Em 2013, após uma década de observação das ideias de Cradel to Cradle postas em prática, Michael Braungart e William McDonough lançaram um novo livro, The Upcycle: Beyond Sustainability–Designing for Abundance. A expressão upcycle, que significa recuperar e dar um novo uso a alguma peça velha sem que ela vá para a reciclagem, ampliou seu alcance. A proposta dos autores não é nada modesta: que os seres humanos reescrevam seu papel na história do mundo natural. A boa notícia é que a visão de McDonough e Braungart, além de simples, é extremamente otimista, e otimismo, nos dias que correm, em meio a atentados e desastres ambientais, vamos combinar, é artigo de alto luxo.

O livro oferece uma série de cenários para a integração do homem ao meio natural de forma que, em vez de predadores da natureza, tornam-se co-criadores do que classificam da mais simples invenção: a abundância. Com o projeto adequado (design), dizem, a indústria pode fazer muito mais do que “zero dano”: pode melhorar tudo aquilo com que entra em contato. Dá para imaginar?

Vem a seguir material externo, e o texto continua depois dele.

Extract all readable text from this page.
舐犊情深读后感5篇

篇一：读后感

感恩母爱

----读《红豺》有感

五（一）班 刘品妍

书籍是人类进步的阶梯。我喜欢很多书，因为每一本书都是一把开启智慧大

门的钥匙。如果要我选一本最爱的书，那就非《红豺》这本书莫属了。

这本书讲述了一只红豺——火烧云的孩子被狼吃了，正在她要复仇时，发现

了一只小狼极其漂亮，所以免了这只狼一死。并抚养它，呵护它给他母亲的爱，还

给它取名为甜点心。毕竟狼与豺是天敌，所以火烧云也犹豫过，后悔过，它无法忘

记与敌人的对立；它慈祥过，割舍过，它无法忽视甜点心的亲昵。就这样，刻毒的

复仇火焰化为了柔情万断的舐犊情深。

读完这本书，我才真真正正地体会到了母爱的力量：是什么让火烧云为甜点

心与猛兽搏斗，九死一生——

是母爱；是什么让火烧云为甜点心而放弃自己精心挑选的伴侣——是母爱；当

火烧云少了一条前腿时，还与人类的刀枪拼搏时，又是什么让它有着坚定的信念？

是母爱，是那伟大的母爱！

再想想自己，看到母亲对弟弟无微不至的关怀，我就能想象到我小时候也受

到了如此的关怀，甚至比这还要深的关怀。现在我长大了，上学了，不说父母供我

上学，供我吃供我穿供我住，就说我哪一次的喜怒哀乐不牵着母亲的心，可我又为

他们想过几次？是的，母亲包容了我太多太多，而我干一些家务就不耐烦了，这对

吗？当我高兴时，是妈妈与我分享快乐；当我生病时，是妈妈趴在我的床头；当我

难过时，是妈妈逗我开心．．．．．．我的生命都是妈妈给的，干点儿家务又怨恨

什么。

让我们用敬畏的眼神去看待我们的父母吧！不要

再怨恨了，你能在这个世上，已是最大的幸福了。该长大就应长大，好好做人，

Em sua página, McDonough (http://www.mcdonough.com) comenta o livro e destaca alguns pontos. Um deles: esqueça a palavra resíduo. O arquiteto americano usa o exemplo da minhoca que, após se alimentar, por meio de seu próprio organismo, produz nutrientes riquíssimos para o solo. O ser humano, com sua inteligência, também pode criar nutrientes mais ricos.

Para isso, deve-se pensar que cada componente de um projeto está sendo emprestado e, um dia, será devolvido à natureza. E é responsabilidade de quem o utiliza devolvê-lo para a biosfera ou para a “tecnoesfera”, em condições tão boas quanto as que encontrou quando o pegou. McDonough diz que, mesmo estando há décadas nessa pregação, ainda se espanta quando uma empresa diz que um produto tecnológico tem “ciclo do produto” ou “ciclo de vida”. “Esses produtos não morrem e desaparecem. Esse é o problema e, ao mesmo tempo, a oportunidade: você está vivo, a sua torradeira, não. (…) A mudança é possível, benéfica e lucrativa”.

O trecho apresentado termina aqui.